Studies have shown that remote schooling has taken an emotional toll on students. It has been especially hard for children in low-income families or those with special needs, learning differences or social struggles. It is also hard for children who thrive on routine and social interaction that in-person schooling provides.
There has also been a rise in teen suicides. Earlier this week, a school district in Nevada said it voted to bring students back for in-person classes after 19 students died by suicide over nine months, CNN reported.
Many children in Elbert County, which has a population of about 20,000 people, live in low-income households, McDowell told WYFF. Almost 30 percent of people in the county live below the poverty line, nearly double the rate of the state, according to census data. Many students do not have Internet access at home, making remote schooling almost impossible and in-person schooling more pressing.

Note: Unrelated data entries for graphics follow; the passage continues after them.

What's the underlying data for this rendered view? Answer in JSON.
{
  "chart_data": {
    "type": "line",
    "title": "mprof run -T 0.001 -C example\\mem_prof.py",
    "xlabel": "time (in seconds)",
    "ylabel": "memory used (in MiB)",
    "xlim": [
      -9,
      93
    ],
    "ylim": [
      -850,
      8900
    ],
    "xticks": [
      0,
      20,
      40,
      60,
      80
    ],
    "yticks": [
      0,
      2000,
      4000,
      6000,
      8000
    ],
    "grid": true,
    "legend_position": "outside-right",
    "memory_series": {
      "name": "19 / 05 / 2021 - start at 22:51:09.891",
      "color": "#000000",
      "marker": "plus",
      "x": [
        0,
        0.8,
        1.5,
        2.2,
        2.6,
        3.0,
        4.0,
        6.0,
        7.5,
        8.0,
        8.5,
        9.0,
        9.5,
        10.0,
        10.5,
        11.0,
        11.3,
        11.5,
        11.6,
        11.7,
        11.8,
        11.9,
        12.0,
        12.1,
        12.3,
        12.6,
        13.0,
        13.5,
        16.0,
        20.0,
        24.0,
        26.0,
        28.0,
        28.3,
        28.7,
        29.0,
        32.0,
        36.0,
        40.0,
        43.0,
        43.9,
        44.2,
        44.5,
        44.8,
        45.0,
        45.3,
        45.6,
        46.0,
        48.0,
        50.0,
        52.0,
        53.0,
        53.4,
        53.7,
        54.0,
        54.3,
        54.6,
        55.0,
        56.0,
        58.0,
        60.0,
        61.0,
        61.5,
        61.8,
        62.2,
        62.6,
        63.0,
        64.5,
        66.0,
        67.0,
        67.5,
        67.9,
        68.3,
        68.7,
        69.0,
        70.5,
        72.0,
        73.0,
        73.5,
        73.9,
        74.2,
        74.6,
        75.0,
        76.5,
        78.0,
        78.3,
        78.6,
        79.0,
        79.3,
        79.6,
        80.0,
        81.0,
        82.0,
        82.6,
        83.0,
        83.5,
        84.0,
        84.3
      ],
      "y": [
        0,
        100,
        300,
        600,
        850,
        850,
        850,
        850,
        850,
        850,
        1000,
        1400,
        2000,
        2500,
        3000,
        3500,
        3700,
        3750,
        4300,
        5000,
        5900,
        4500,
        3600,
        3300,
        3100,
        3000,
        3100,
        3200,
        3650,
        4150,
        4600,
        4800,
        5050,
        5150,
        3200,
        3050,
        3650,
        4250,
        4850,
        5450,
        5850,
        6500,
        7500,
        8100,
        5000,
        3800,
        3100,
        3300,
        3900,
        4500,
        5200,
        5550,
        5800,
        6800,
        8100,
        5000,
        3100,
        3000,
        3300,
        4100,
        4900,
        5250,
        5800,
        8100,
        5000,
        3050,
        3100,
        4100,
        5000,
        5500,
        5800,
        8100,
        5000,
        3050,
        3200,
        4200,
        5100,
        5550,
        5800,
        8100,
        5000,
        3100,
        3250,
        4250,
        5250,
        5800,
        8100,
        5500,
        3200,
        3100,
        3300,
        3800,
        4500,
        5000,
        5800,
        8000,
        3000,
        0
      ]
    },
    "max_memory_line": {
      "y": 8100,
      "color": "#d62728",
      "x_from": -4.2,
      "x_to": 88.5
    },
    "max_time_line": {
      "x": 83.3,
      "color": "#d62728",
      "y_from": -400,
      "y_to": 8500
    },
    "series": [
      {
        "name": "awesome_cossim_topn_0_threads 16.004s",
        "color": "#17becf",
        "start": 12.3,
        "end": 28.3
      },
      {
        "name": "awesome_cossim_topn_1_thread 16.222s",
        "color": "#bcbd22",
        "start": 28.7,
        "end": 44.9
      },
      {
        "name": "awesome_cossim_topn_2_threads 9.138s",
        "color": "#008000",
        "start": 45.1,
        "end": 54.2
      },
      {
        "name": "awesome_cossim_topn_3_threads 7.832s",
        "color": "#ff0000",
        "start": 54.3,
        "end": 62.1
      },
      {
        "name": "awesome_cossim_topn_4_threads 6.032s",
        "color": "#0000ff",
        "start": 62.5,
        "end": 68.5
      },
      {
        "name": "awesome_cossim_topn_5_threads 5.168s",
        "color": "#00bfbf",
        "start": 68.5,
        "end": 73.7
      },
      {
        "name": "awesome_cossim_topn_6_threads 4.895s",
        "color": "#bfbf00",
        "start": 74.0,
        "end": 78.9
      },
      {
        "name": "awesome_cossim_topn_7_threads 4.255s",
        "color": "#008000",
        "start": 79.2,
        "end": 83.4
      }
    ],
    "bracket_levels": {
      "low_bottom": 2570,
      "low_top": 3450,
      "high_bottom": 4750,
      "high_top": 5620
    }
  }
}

“Research clearly demonstrates the benefits of in-person instruction and continuing to offer that option requires a number of disease mitigation measures in place,” Elbert County School District Superintendent Jon Jarvis said in a statement posted to Twitter. “We are thankful for our local emergency management team and the Medical Center of Elberton which began working closely with our school district in September to develop a vaccination plan designed to meet the needs of our community.”
Georgia health officials first learned of the medical center’s decision to vaccinate teachers on Tuesday, prompting them to open an investigation. After confirming that teachers had received vaccines, the department said it would suspend vaccines to the center until July 27.
Some teachers blasted the state over the move.
“I think it’s ridiculous,” David Bennett, a high school drama teacher, told WSB-TV. “I believe in giving us the protection we need to do the jobs that we have to do each and every day.”
The medical center is one of five facilities in the county listed as administers of the vaccines, according to a database of state facilities compiled by the Georgia Department of Public Health. It has received the most doses of the Moderna and Pfizer vaccines in Elbert County.
McDowell told the Associated Press that the Medical Center of Elberton has vaccinated about 170 school system employees out of more than 1,200 doses administered so far. In a statement, the facility said there are enough doses left to provide second inoculations for those who received their first dose and are hoping the punishment is “temporary.”
The medical center has appealed the state’s decision. It is unclear if or when they will received a decision.